AG Yost Announces $102 Million Settlement with Maker of Opioid Addiction Treatment Drug in Antitrust
(COLUMBUS, Ohio) — Ohio Attorney General Dave Yost and 41 of his counterparts today announced a $102.5 million multistate settlement with the maker of Suboxone – Indivior Inc. – for violations of state and federal antitrust laws.
Ohio will receive about $5.9 million.
“My office has the pharmaceutical industry under a microscope,” Yost said. “From drug manufacturers to PBMs to distributors – we’re keeping a close eye on everyone involved.”
Suboxone, a prescription drug that originated as a tablet, is used to treat opioid addiction by easing cravings for opioids. It was introduced in 2002 by Indivior, formally known as Reckitt Benckiser Pharmaceuticals, and patent-protected for seven years (2002 to 2009).
The coalition of attorneys general sued the company accusing Indivior of having schemed to block generic competitors from the market after the patented-protected period, thus artificially elevating the drug’s costs to consumers.
The lawsuit says Indivior engaged in illegal “product hopping,” meaning it made modest changes to its product in order to extend the patent protections so other companies couldn’t offer cheaper generic alternatives.
The company transitioned Suboxone from a tablet to a film (which dissolves in the mouth), and then actively attempted to destroy the market for tablets through marketing and price adjustments, the lawsuit maintains. These kinds of tactics allowed for Indivior to extend the patent protections, and the company eventually stopped selling tablets, forcing consumers to buy the more expensive film form of the drug.
The suit cites violations of the Sherman Act and Ohio’s Valentine Act, saying that Indivior engaged in anti-competitive activities designed to impede competition from generic equivalents of Suboxone.
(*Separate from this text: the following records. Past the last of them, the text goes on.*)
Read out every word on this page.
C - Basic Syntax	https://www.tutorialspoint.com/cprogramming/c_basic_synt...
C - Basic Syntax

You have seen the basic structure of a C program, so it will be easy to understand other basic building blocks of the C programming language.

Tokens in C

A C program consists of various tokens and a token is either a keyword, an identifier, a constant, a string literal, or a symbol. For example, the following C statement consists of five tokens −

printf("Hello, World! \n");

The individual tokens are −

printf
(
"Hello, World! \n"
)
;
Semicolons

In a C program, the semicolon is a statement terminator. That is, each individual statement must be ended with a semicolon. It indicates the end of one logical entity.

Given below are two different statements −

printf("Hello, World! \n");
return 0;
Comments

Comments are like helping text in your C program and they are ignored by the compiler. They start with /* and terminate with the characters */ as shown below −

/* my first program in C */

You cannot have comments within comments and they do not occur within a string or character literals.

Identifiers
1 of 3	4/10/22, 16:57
The settlement agreement, filed in U.S. District Court in the Eastern District of Pennsylvania, requires Indivior to pay the states $102.5 million. The case had been scheduled to go to trial in September 2023.
Also under the agreement, Indivior must disclose to the U.S. Food and Drug Administration and to the attorneys general any:
Citizen petition that it files.
Change in corporate control.
These conditions are designed to keep the attorneys general apprised of the company’s activities and to ensure that Indivior refrains from engaging in conduct similar to the allegations in the lawsuit.
The multistate case was led by Wisconsin Attorney General Josh Kaul. Joining Yost and Kaul in the suit were the attorneys general of Alabama, Alaska, Arkansas, California, Colorado, District of Columbia, Connecticut, Delaware, Florida, Georgia, Hawaii, Idaho, Illinois, Iowa, Kansas, Kentucky, Louisiana, Maine, Maryland, Massachusetts, Michigan, Minnesota, Mississippi, Missouri, Nebraska, New Hampshire, New Mexico, New York, North Carolina, Oklahoma, Oregon, Pennsylvania, Rhode Island, South Carolina, Tennessee, Utah, Vermont, Virginia, Washington and West Virginia.